![]() |
| SPBU Pertamina |
Menteri Keuangan Agus DW Martowardojo mengatakan sampai Juli lalu, volume kuota BBM bersubsidi yang sudah dicairkan Kementerian Keuangan mencapai 21 juta kiloliter dari total 36,5 juta kiloliter.
"Kalau program pembatasan tidak segera diluncurkan, maka jatah anggaran bisa terlampaui," kata Agus disela-sela open house lebaran di Kediaman Rumah Dinas Menteri di Widyachandra, Jumat 10 September 2010.

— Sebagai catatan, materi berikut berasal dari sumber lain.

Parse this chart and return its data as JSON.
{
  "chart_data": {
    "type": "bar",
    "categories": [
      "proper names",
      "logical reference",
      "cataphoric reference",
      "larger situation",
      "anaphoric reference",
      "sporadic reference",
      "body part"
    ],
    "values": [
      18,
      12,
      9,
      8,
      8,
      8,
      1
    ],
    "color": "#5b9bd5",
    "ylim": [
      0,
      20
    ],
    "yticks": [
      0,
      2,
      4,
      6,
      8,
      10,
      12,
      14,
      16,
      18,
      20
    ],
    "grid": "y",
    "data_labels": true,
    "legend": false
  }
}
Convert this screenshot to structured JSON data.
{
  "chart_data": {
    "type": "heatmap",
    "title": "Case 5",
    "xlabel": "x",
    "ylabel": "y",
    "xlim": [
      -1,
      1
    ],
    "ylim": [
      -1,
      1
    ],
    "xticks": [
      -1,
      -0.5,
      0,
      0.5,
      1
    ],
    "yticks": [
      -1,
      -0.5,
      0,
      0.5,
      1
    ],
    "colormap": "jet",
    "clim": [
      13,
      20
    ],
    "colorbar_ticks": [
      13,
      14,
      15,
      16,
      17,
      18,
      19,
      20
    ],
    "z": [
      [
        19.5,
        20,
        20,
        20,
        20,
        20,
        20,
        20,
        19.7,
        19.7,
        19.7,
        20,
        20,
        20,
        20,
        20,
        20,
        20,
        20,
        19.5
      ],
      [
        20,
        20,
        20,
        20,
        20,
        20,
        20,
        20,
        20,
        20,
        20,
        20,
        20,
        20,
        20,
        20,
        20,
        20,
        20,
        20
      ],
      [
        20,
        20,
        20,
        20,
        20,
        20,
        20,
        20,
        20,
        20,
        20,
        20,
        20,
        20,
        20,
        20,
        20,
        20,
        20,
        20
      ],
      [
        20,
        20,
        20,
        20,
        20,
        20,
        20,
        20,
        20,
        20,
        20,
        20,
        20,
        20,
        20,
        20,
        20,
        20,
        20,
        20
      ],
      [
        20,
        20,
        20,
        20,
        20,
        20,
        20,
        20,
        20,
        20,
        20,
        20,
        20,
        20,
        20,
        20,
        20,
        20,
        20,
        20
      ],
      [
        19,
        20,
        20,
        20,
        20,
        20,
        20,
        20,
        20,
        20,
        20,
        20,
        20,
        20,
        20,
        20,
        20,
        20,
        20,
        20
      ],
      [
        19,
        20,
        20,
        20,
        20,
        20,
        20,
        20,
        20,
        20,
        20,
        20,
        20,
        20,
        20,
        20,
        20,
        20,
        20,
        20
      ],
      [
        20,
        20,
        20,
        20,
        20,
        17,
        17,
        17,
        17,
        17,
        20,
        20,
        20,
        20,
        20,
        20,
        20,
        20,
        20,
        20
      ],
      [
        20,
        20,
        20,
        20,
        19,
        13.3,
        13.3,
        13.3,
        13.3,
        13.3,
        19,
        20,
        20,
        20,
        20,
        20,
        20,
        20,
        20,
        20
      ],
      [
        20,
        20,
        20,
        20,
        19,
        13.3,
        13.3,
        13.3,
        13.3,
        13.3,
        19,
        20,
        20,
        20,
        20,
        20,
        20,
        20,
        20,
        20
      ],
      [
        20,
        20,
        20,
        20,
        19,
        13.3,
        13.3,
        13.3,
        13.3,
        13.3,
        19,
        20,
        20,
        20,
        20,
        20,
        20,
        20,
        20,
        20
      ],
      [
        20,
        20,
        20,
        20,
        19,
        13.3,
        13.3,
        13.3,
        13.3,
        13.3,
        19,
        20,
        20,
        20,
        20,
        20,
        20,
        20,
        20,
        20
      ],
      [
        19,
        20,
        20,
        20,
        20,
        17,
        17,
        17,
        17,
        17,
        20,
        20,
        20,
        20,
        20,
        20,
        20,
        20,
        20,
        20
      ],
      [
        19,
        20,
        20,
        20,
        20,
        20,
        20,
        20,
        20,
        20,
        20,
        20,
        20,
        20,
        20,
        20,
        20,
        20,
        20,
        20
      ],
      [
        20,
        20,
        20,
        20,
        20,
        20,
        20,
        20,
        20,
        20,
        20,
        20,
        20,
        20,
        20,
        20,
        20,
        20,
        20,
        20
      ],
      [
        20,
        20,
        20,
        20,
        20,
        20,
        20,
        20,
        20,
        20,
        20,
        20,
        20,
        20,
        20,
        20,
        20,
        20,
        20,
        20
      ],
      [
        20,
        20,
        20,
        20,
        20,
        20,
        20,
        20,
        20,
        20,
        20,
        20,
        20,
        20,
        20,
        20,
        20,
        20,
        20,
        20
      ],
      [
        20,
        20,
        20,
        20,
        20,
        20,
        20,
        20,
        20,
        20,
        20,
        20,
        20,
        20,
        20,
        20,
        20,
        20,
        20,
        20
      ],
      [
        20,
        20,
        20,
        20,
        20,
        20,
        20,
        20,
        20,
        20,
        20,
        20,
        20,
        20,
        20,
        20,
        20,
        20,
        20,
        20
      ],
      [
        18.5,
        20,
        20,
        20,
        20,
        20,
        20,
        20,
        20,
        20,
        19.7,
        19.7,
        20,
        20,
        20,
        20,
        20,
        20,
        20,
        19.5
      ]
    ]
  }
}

"Kami berharap, pada kuartal keempat nanti (pembatasan) sudah bisa dijalankan," kata Agus. Kalau tidak, tentu saja konsekuensi atas keterlambatan itu perlu dikhawatirkan.
Agus menjelaskan bahwa pembahasan seperti apa program penggunaan BBM itu, saat ini sudah berada di level Menteri Koordinator Perekonomian. Bersama Pertamina, BPH Migas dan Menteri ESDM, pematangan program pembatasan itu sedang dilakukan.
"Nanti mungkin Oktober (pelaksanaan pembatasan). Tapi kalau meleset sedikit tidak apa-apa, karena masih ada ruang anggaran dengan adanya penguatan nilai tukar rupiah dan realisasi harga minyak mentah Indonesia (ICP) yang berada di bawah asumsi," kata Agus.